NORFOLK, NE -
Tornadoes, intense rain and hail, from Sioux City to Kansas City, we saw it all this weekend.
Saturday's storm didn't just damage homes up and down the Midwest, parts of Norfolk, Nebraska's hospital had to be evacuated.
Saturday's storm flooded the emergency department at the Faith Regional Health Services hospital in Norfolk, and even though cleanup's moving along quickly right now, it'll definitely be a storm no one at that hospital will ever forget.
In the emergency department at the Faith Regional Health Services Hospital in Norfolk, you'll hear dozens of fans.
In fact, on Monday it was hard to hear anything else, as those fans dried the floors and walls and crews cleaned up after Saturday's storm.
"It really got dark fast and when it started coming down the rain was just incredible, and then I've never seen hail float, like little icebergs," said Tim Auwarter, Vice President of Support and Ancillary Services for the hospital, speaking of Saturday's storm.
With nickel sized hail three inches deep and more than three inches of rain, it's no wonder the hospital's emergency department flooded.
A door in the hallway of the department was ground zero.
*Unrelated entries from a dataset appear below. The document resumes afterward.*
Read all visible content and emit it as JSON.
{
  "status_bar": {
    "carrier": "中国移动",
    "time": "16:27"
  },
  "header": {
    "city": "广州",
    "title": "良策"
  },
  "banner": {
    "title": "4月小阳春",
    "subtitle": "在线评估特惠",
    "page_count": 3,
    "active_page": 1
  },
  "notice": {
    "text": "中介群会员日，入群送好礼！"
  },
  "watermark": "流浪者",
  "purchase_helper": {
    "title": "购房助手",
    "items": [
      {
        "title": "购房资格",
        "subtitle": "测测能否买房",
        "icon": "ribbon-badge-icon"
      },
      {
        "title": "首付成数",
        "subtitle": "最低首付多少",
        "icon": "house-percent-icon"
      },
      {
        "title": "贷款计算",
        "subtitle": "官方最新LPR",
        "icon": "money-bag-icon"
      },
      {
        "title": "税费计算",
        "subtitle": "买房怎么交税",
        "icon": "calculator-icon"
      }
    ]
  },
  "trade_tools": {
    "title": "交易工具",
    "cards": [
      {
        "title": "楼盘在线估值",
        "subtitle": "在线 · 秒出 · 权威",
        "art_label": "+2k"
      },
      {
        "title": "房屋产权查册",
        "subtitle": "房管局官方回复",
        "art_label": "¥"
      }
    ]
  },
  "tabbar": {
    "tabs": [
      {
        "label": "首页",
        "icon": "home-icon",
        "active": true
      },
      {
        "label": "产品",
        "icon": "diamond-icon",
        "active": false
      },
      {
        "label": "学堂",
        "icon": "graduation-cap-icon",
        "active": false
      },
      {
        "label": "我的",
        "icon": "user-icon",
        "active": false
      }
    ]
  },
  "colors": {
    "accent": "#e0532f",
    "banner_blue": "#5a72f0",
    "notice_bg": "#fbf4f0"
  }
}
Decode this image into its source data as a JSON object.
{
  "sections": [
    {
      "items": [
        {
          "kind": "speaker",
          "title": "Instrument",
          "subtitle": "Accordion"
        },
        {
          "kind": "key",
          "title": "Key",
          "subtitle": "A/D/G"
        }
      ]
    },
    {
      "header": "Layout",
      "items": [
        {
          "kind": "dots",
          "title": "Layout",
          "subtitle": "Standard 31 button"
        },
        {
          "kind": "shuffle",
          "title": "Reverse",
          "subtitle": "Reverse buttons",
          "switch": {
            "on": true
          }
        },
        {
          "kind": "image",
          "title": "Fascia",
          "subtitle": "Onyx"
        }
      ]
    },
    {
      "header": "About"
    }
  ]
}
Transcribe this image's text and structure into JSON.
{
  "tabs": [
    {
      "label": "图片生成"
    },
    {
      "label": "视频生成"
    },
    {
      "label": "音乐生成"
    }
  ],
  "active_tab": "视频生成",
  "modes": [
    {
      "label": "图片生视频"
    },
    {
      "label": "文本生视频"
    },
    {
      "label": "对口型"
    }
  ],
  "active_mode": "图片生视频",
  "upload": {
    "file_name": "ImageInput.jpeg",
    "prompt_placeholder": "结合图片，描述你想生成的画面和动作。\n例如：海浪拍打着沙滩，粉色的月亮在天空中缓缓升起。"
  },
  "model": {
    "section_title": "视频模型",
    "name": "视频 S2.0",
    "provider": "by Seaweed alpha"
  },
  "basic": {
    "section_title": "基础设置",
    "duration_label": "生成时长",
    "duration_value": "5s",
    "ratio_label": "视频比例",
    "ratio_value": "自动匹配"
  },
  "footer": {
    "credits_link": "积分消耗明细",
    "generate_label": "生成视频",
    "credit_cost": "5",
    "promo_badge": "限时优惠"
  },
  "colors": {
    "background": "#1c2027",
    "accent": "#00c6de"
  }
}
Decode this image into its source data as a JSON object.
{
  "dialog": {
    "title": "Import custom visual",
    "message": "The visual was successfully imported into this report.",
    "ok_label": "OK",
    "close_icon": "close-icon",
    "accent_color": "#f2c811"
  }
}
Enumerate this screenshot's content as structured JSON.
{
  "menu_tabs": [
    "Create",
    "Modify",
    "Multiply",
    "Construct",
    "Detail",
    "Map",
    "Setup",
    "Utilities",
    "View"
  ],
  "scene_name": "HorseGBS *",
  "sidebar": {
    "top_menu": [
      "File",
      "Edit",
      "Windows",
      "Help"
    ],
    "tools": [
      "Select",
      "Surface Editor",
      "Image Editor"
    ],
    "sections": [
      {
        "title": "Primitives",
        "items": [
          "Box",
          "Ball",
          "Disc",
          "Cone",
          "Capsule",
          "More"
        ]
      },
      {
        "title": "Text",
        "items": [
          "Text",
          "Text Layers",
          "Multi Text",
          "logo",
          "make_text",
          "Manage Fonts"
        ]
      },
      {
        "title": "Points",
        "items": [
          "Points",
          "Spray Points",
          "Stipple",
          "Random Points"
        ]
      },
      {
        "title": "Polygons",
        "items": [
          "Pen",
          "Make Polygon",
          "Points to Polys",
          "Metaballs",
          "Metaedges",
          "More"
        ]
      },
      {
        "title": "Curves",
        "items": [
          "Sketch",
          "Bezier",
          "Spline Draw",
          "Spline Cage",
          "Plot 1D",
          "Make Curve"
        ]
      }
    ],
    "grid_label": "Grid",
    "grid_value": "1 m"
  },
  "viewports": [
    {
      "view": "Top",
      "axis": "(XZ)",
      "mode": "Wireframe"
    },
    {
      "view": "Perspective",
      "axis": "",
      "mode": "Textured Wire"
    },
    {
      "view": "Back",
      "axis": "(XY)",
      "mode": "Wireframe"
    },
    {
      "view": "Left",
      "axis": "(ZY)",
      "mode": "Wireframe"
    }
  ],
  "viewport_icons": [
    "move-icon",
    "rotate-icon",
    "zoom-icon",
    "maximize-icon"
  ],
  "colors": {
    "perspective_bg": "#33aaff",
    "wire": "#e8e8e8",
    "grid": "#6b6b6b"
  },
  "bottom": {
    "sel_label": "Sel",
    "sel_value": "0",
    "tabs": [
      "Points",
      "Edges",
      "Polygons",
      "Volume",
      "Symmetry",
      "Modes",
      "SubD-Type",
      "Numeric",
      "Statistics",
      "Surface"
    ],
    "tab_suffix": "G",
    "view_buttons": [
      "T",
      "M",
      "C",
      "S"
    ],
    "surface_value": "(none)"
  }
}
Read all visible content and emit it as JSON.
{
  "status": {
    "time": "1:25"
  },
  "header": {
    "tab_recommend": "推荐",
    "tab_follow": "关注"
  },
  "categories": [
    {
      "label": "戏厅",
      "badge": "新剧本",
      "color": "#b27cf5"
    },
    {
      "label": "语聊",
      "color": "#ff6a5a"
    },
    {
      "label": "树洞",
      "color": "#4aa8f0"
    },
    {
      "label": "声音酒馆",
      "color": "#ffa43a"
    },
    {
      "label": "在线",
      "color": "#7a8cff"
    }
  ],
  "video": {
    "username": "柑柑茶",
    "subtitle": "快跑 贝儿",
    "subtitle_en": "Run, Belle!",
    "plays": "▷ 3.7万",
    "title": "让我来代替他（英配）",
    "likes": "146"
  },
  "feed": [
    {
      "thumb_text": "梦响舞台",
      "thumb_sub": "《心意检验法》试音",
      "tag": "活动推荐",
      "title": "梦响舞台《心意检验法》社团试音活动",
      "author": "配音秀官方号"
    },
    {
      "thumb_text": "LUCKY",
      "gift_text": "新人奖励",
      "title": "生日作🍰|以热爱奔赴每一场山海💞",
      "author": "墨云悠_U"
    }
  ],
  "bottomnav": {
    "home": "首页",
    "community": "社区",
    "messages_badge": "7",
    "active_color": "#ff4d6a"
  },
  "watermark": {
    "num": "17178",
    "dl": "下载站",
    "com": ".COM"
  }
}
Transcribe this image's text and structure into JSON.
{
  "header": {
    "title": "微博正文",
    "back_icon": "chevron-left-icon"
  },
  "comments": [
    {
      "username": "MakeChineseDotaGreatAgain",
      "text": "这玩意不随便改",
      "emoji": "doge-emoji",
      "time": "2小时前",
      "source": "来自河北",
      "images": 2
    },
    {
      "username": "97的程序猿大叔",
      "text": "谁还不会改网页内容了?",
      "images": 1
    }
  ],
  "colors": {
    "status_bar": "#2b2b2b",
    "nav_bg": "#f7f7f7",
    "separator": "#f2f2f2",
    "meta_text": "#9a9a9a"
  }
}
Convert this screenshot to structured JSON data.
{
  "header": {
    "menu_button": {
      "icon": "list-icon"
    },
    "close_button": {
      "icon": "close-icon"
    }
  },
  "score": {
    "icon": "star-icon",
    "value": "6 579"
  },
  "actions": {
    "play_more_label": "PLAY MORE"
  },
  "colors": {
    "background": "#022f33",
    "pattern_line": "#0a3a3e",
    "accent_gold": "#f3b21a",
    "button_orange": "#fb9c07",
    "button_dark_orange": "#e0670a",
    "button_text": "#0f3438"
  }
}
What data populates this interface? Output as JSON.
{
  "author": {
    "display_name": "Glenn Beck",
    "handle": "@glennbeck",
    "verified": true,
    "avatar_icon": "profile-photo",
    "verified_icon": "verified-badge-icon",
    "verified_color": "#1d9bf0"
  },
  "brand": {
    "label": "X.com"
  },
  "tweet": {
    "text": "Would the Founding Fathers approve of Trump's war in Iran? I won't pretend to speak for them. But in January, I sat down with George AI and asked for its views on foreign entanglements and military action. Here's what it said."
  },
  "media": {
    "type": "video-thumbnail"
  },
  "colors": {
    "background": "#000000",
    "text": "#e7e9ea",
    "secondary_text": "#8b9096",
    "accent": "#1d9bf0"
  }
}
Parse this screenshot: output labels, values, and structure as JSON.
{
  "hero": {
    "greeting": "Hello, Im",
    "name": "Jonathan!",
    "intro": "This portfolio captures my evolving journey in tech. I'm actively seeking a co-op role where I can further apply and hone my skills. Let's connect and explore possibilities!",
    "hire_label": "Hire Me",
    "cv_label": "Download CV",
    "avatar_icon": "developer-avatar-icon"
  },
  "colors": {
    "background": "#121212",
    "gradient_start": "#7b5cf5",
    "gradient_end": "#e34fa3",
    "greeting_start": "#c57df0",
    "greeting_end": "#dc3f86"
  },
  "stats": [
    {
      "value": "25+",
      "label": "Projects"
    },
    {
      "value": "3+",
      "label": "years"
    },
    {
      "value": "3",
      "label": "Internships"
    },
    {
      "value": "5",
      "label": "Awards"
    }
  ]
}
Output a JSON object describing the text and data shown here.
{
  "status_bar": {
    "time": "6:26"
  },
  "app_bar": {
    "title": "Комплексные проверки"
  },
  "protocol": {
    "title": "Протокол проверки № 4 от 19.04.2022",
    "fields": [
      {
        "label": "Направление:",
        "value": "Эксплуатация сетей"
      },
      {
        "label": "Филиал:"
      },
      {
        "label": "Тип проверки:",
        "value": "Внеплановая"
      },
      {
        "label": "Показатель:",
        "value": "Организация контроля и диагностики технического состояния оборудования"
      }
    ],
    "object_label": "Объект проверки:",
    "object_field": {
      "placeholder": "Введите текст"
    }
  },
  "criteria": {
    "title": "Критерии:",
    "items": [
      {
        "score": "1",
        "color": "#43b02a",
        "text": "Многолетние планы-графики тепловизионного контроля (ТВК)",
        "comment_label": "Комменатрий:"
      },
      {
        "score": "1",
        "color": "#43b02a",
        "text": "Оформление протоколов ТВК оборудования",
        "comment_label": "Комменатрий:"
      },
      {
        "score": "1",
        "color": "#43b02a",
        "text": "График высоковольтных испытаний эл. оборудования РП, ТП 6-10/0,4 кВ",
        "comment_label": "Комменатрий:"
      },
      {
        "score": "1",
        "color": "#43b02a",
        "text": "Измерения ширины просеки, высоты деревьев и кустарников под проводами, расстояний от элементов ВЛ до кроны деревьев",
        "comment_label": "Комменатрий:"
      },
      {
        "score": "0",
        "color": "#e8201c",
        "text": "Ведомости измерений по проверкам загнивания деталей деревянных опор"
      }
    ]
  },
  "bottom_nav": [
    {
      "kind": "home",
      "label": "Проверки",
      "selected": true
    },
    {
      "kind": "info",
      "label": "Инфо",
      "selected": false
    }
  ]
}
Employees noticed water was seeping in from underneath the door, and from above it.
Pretty soon the pressure was just too much and the door was blown off its hinges about 10 to 20 feet down a hallway.
"That left about four or five feet of water and a tsunami like effect, a mudslide it all came into our emergency department and flooded the entire department," said Auwarter.
The emergency wing looked more like a frozen ocean than anything else, but the main concern: moving the patients.
"We had some logistics with the flood coming in and ice coming in, our primary responsibility was patient safety," said Kelly Driscoll, Vice President of Patient Services for the hospital.
That move was finished within minutes.
Crews turned parts of the hospital's intensive care unit and a waiting room into a temporary emergency room.
The good news is cleanup shouldn't last very long.
The emergency department should be back up and running in the next two to three days.
The bad news: there's no word yet on how much the damage and that clean up will cost.